The morning saw candidates and current arrowmen working together to clear the longhouse site in preparations for that evening's festivities. It was a day of ceremony as all persons in camp gathered and paused at 8:46 am at the longhouse site in a moving flag ceremony to remember those who had perished on September 11th 2001. Work then continued until early afternoon.
The groundbreaking was officially started at 5:30 by Master of Ceremonies Chris Z calling the group together and thanking the special guests in attendance. After an invocation from Inductions Vice Chief Logan C, Lodge Chief Brian S gave a history of the project and spoke of the importance of the longhouse to the 1st Peoples of the Northwest Coast.
Brian then performed the Chief's Welcome Dance with help from the lodge's ceremonies team. This special dance is historically the welcoming dance of the northern First Peoples such as the Tlingit, Tsimshian, Heiltsuk and Haida. It is performed by the Chief to honor the guests at a gathering. The dancer wears an elaborate headdress featuring a carved frontlet that displays the crest of his clan inlaid with abalone. Flicker feathers may also adorn the head. A crown of walrus whiskers, sea lion whiskers, or whale baleen tops the frontlet. Eagle down is then nestled inside the crown. During the dance, the chief's head bobs up and down to the steady rhythm of the drums, causing the down feathers to spill from the crown and float to the ground at the guests' feet. This action symbolizes peace and tranquility and is a welcoming gesture to honor the guests. The headdress is finished with a long train of ermine skins in their winter color of white. The T'Kope Kwiskwis lodge received the privilege to perform this dance in 1961 from the Chilkat Dancers of Haines, Alaska. Reintroduced to the lodge in 1990, it has been performed annually by the lodge chief since. This was by far the most important performance of the dance since the longhouse was taken down.
Bruce Anderson the Chief Architect for the project explained the look and makeup of the new building; how the new trusses will run the length of the longhouse, similar to those found in Canada and Alaska. This design provides a more open feel, and will not limit views of the audience. Then Sharon Moulds, the Scout executive for Chief Seattle Council and the Supreme Chief of the Fire spoke to the audience about service and helping others.

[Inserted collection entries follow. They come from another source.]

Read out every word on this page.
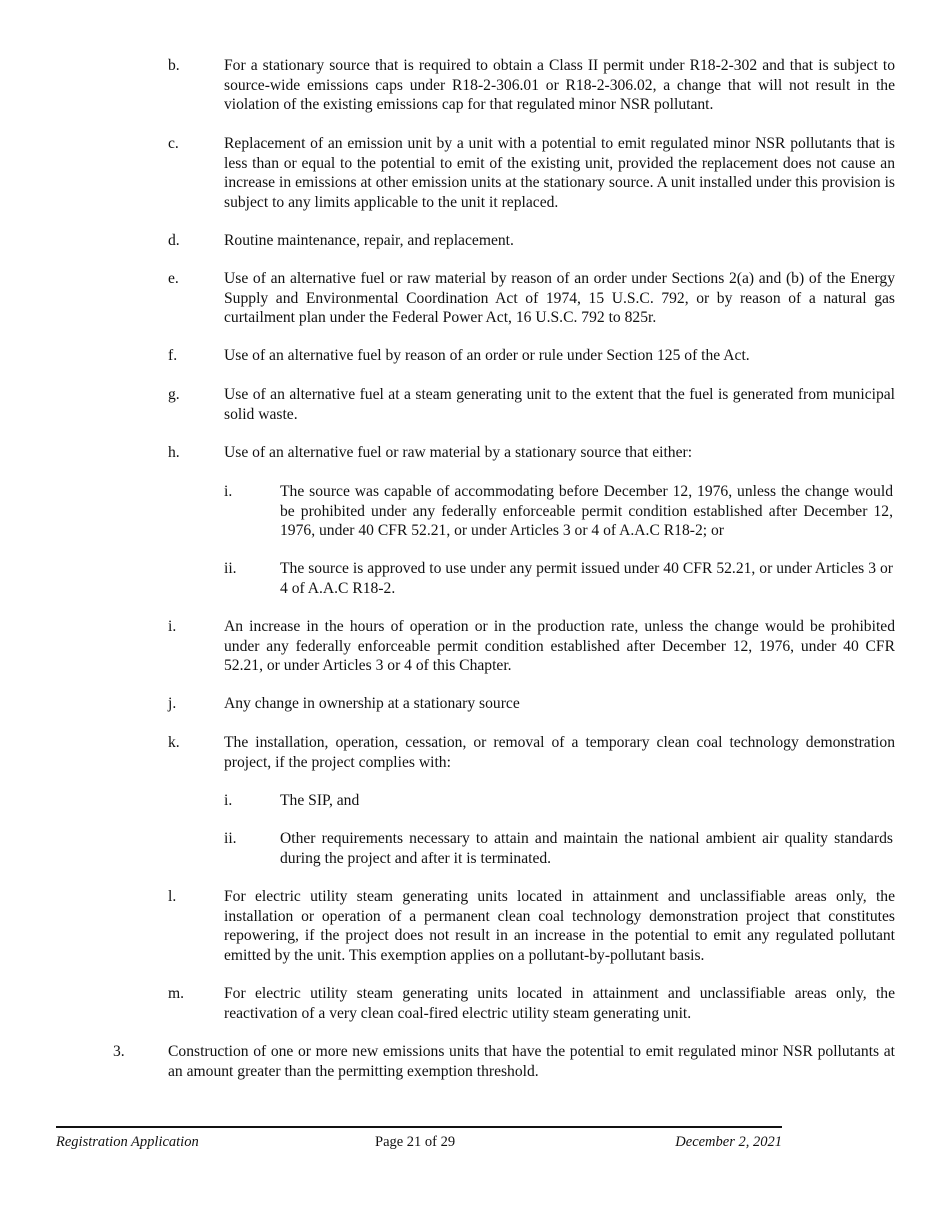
b.	For a stationary source that is required to obtain a Class II permit under R18-2-302 and that is subject to source-wide emissions caps under R18-2-306.01 or R18-2-306.02, a change that will not result in the violation of the existing emissions cap for that regulated minor NSR pollutant.
c.	Replacement of an emission unit by a unit with a potential to emit regulated minor NSR pollutants that is less than or equal to the potential to emit of the existing unit, provided the replacement does not cause an increase in emissions at other emission units at the stationary source. A unit installed under this provision is subject to any limits applicable to the unit it replaced.
d.	Routine maintenance, repair, and replacement.
e.	Use of an alternative fuel or raw material by reason of an order under Sections 2(a) and (b) of the Energy Supply and Environmental Coordination Act of 1974, 15 U.S.C. 792, or by reason of a natural gas curtailment plan under the Federal Power Act, 16 U.S.C. 792 to 825r.
f.	Use of an alternative fuel by reason of an order or rule under Section 125 of the Act.
g.	Use of an alternative fuel at a steam generating unit to the extent that the fuel is generated from municipal solid waste.
h.	Use of an alternative fuel or raw material by a stationary source that either:
i.	The source was capable of accommodating before December 12, 1976, unless the change would be prohibited under any federally enforceable permit condition established after December 12, 1976, under 40 CFR 52.21, or under Articles 3 or 4 of A.A.C R18-2; or
ii.	The source is approved to use under any permit issued under 40 CFR 52.21, or under Articles 3 or 4 of A.A.C R18-2.
i.	An increase in the hours of operation or in the production rate, unless the change would be prohibited under any federally enforceable permit condition established after December 12, 1976, under 40 CFR 52.21, or under Articles 3 or 4 of this Chapter.
j.	Any change in ownership at a stationary source
k.	The installation, operation, cessation, or removal of a temporary clean coal technology demonstration project, if the project complies with:
i.	The SIP, and
ii.	Other requirements necessary to attain and maintain the national ambient air quality standards during the project and after it is terminated.
l.	For electric utility steam generating units located in attainment and unclassifiable areas only, the installation or operation of a permanent clean coal technology demonstration project that constitutes repowering, if the project does not result in an increase in the potential to emit any regulated pollutant emitted by the unit. This exemption applies on a pollutant-by-pollutant basis.
m.	For electric utility steam generating units located in attainment and unclassifiable areas only, the reactivation of a very clean coal-fired electric utility steam generating unit.
3.	Construction of one or more new emissions units that have the potential to emit regulated minor NSR pollutants at an amount greater than the permitting exemption threshold.
Registration Application	Page 21 of 29	December 2, 2021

The highlight of the ceremony was the blessing of the site and dedication of the Hillaire Entrance pole. Joe Hillaire was a master Lummi carver and a friend of the lodge. His daughter, Lummi Elder and author Pauline Hillaire, who conducted a ceremony of blessing and thanks at the de-construction of the old longhouse, was scheduled to be at the groundbreaking but regrettably could not make it due to health reasons. Pauline's daughter Debbie Covington Paul and Master Carver Felix Solomon represented the Hillaire family and conducted the blessing of the site and of the newly named Hillaire entrance pole.

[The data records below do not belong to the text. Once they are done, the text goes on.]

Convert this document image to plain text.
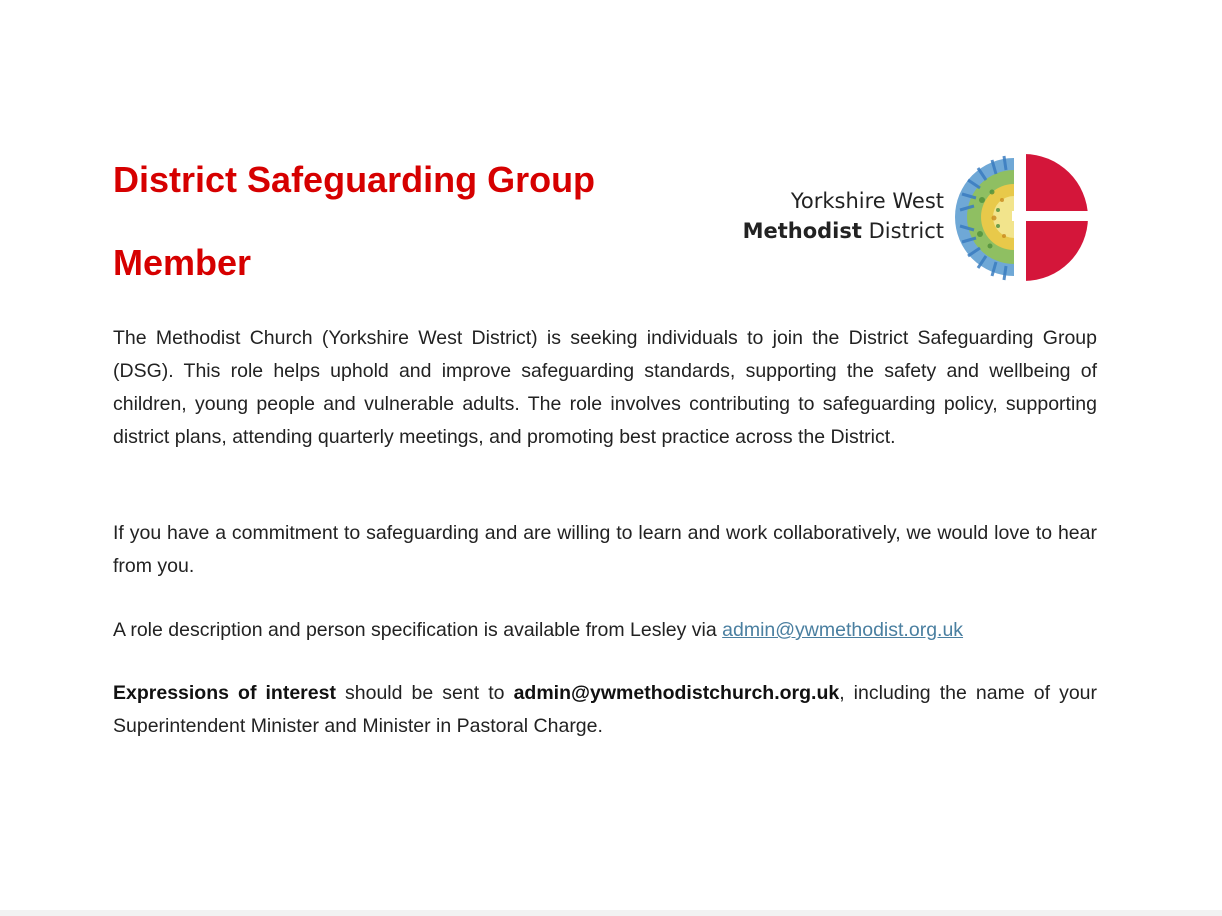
District Safeguarding Group
Member
Yorkshire West
Methodist District

The Methodist Church (Yorkshire West District) is seeking individuals to join the District Safeguarding Group (DSG). This role helps uphold and improve safeguarding standards, supporting the safety and wellbeing of children, young people and vulnerable adults. The role involves contributing to safeguarding policy, supporting district plans, attending quarterly meetings, and promoting best practice across the District.

If you have a commitment to safeguarding and are willing to learn and work collaboratively, we would love to hear from you.

A role description and person specification is available from Lesley via admin@ywmethodist.org.uk

Expressions of interest should be sent to admin@ywmethodistchurch.org.uk, including the name of your Superintendent Minister and Minister in Pastoral Charge.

The event culminated in the actual ground breaking, where members of the lodge and special guests, including the youngest member, who had just gone through his ordeal, turned the loam to signify the start of next phase of the project.
We would like to thank the Longhouse Committee especially the Chairman Peter H and Lodge Chief Brian S., members of the Lodge Ceremonies team, Steve Lum for providing the sound system, Mike Gaylord and Mike Kelly for providing the flag pole at the site for the 9/11 observance, our good friends Felix Solomon, Debbie Covington Paul and Pauline Hillaire for their essential contributions to the event, Randy Guzzardo who oversaw the tasty prime rib feast, our distinguished guests from the Chief Seattle Council including Sharron Moulds, Joyce Johnson for creating the unique memento of the day and the new Ordeal members and Ordeal Staff who worked hard all day to make this ceremony a reality.